President Barack Hussein Obama was inaugurated into office for the second time on the 21st of January 2013 in what can be described as a moving and poignant ceremony. Made even more so because it fell on Martin Luther King Day. Mrylie Evers-Williams, widow of civil rights activist Medgar Evers who was killed by the KKK, delivered the invocation. The first woman to do so. She prayed for hope and peace, unity without discord and for the President to be able to bring the nation together.

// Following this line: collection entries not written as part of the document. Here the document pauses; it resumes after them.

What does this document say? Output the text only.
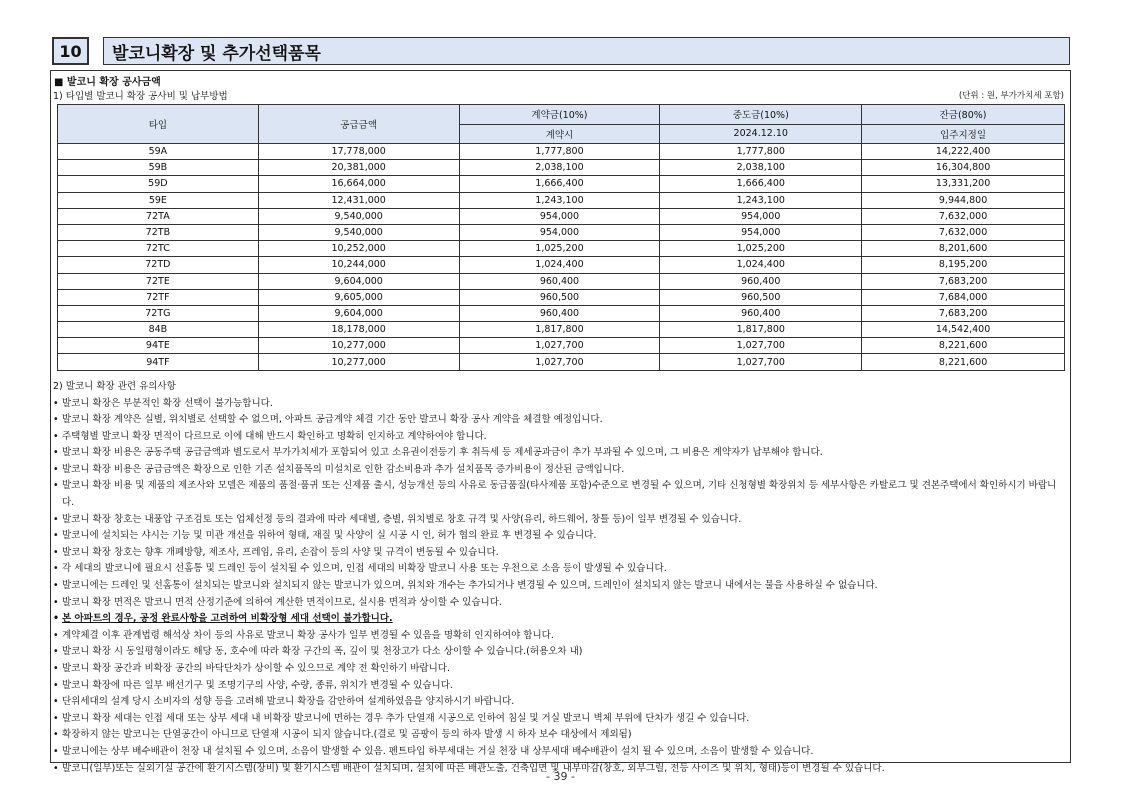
10	발코니확장 및 추가선택품목
■ 발코니 확장 공사금액
1) 타입별 발코니 확장 공사비 및 납부방법	(단위 : 원, 부가가치세 포함)
타입	공급금액	계약금(10%)	중도금(10%)	잔금(80%)
		계약시	2024.12.10	입주지정일
59A	17,778,000	1,777,800	1,777,800	14,222,400
59B	20,381,000	2,038,100	2,038,100	16,304,800
59D	16,664,000	1,666,400	1,666,400	13,331,200
59E	12,431,000	1,243,100	1,243,100	9,944,800
72TA	9,540,000	954,000	954,000	7,632,000
72TB	9,540,000	954,000	954,000	7,632,000
72TC	10,252,000	1,025,200	1,025,200	8,201,600
72TD	10,244,000	1,024,400	1,024,400	8,195,200
72TE	9,604,000	960,400	960,400	7,683,200
72TF	9,605,000	960,500	960,500	7,684,000
72TG	9,604,000	960,400	960,400	7,683,200
84B	18,178,000	1,817,800	1,817,800	14,542,400
94TE	10,277,000	1,027,700	1,027,700	8,221,600
94TF	10,277,000	1,027,700	1,027,700	8,221,600
2) 발코니 확장 관련 유의사항
• 발코니 확장은 부분적인 확장 선택이 불가능합니다.
• 발코니 확장 계약은 실별, 위치별로 선택할 수 없으며, 아파트 공급계약 체결 기간 동안 발코니 확장 공사 계약을 체결할 예정입니다.
• 주택형별 발코니 확장 면적이 다르므로 이에 대해 반드시 확인하고 명확히 인지하고 계약하여야 합니다.
• 발코니 확장 비용은 공동주택 공급금액과 별도로서 부가가치세가 포함되어 있고 소유권이전등기 후 취득세 등 제세공과금이 추가 부과될 수 있으며, 그 비용은 계약자가 납부해야 합니다.
• 발코니 확장 비용은 공급금액은 확장으로 인한 기존 설치품목의 미설치로 인한 감소비용과 추가 설치품목 증가비용이 정산된 금액입니다.
• 발코니 확장 비용 및 제품의 제조사와 모델은 제품의 품절·품귀 또는 신제품 출시, 성능개선 등의 사유로 동급품질(타사제품 포함)수준으로 변경될 수 있으며, 기타 신청형별 확장위치 등 세부사항은 카탈로그 및 견본주택에서 확인하시기 바랍니다.
• 발코니 확장 창호는 내풍압 구조검토 또는 업체선정 등의 결과에 따라 세대별, 층별, 위치별로 창호 규격 및 사양(유리, 하드웨어, 창틀 등)이 일부 변경될 수 있습니다.
• 발코니에 설치되는 샤시는 기능 및 미관 개선을 위하여 형태, 재질 및 사양이 실 시공 시 인, 허가 협의 완료 후 변경될 수 있습니다.
• 발코니 확장 창호는 향후 개폐방향, 제조사, 프레임, 유리, 손잡이 등의 사양 및 규격이 변동될 수 있습니다.
• 각 세대의 발코니에 필요시 선홈통 및 드레인 등이 설치될 수 있으며, 인접 세대의 비확장 발코니 사용 또는 우천으로 소음 등이 발생될 수 있습니다.
• 발코니에는 드레인 및 선홈통이 설치되는 발코니와 설치되지 않는 발코니가 있으며, 위치와 개수는 추가되거나 변경될 수 있으며, 드레인이 설치되지 않는 발코니 내에서는 물을 사용하실 수 없습니다.
• 발코니 확장 면적은 발코니 면적 산정기준에 의하여 계산한 면적이므로, 실시용 면적과 상이할 수 있습니다.
• 본 아파트의 경우, 공정 완료사항을 고려하여 비확장형 세대 선택이 불가합니다.
• 계약체결 이후 관계법령 해석상 차이 등의 사유로 발코니 확장 공사가 일부 변경될 수 있음을 명확히 인지하여야 합니다.
• 발코니 확장 시 동일평형이라도 해당 동, 호수에 따라 확장 구간의 폭, 깊이 및 천장고가 다소 상이할 수 있습니다.(허용오차 내)
• 발코니 확장 공간과 비확장 공간의 바닥단차가 상이할 수 있으므로 계약 전 확인하기 바랍니다.
• 발코니 확장에 따른 일부 배선기구 및 조명기구의 사양, 수량, 종류, 위치가 변경될 수 있습니다.
• 단위세대의 설계 당시 소비자의 성향 등을 고려해 발코니 확장을 감안하여 설계하였음을 양지하시기 바랍니다.
• 발코니 확장 세대는 인접 세대 또는 상부 세대 내 비확장 발코니에 면하는 경우 추가 단열재 시공으로 인하여 침실 및 거실 발코니 벽체 부위에 단차가 생길 수 있습니다.
• 확장하지 않는 발코니는 단열공간이 아니므로 단열재 시공이 되지 않습니다.(결로 및 곰팡이 등의 하자 발생 시 하자 보수 대상에서 제외됨)
• 발코니에는 상부 배수배관이 천장 내 설치될 수 있으며, 소음이 발생할 수 있음. 펜트타입 하부세대는 거실 천장 내 상부세대 배수배관이 설치 될 수 있으며, 소음이 발생할 수 있습니다.
• 발코니(일부)또는 실외기실 공간에 환기시스템(장비) 및 환기시스템 배관이 설치되며, 설치에 따른 배관노출, 건축입면 및 내부마감(창호, 외부그릴, 전등 사이즈 및 위치, 형태)등이 변경될 수 있습니다.
- 39 -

The President took his oath swearing on the Bibles that belonged to President Abraham Lincoln and Dr Martin Luther King Junior. Richard Blanco, the openly gay poet was the youngest and first Hispanic poet to recite a poem at an inauguration. Supreme Court Justice Sonia Sotomayor was the first Hispanic to administer an oath of office for Vice President Joe Biden. US Rep. John Lewis (D) Georgia, a comrade of Dr Martin Luther King, one the few remaining people alive to have witnessed that iconic “I have a dream speech” was also at the inauguration. He said of the President swearing on the bible that belonged to Dr King; “moving, almost unreal…almost unbelievable…“
Besides being philosophical, President Obama’s speech was an acknowledgement of what makes America the “exceptional” nation that it is and a celebration of its diversity. In this moving speech, the President made referrence to defining moments in America’s history; The Seneca Falls Conventions of women’s rights in 1848 to the marches of the Civil Rights Movement from Selma to Montgomery in 1965. With his reference to the Stonewall riots of 1969, an uprising of the Gay community against the Police in New York, he openly and rightly acknowledged Gay and Lesbian rights as civil liberties. He also acknowledged the struggles of today; education, health reforms, employment…and asked for togetherness to overcome them.
This was not a speech about the specifics of politics or the economy, it was about reminding the country, its government and people, of the principles upon which the nation was built. About tapping into the heart of the matter.
I was not alive in the days of Martin Luther King Jr and Medgar Evers but my parents were and through them and other resources I’ve gotten an account of what life was like back then. Neither of them were alive during the days of President Abraham Lincoln, but the footnotes of the greatness of these men are left in today’s history. Many of the principles of what they stood for was high lighted in Barack Obama’s speech, most poignant of which was, a recognition of the right to “Life, Liberty and the pursuit of Happiness.” Whether one is gay or straight, black, white or latino, man or woman, first generation American or immigrant, regardless of religious beliefs or political affiliations…all are equal before the law and the government has an obligation to safeguard that welfare.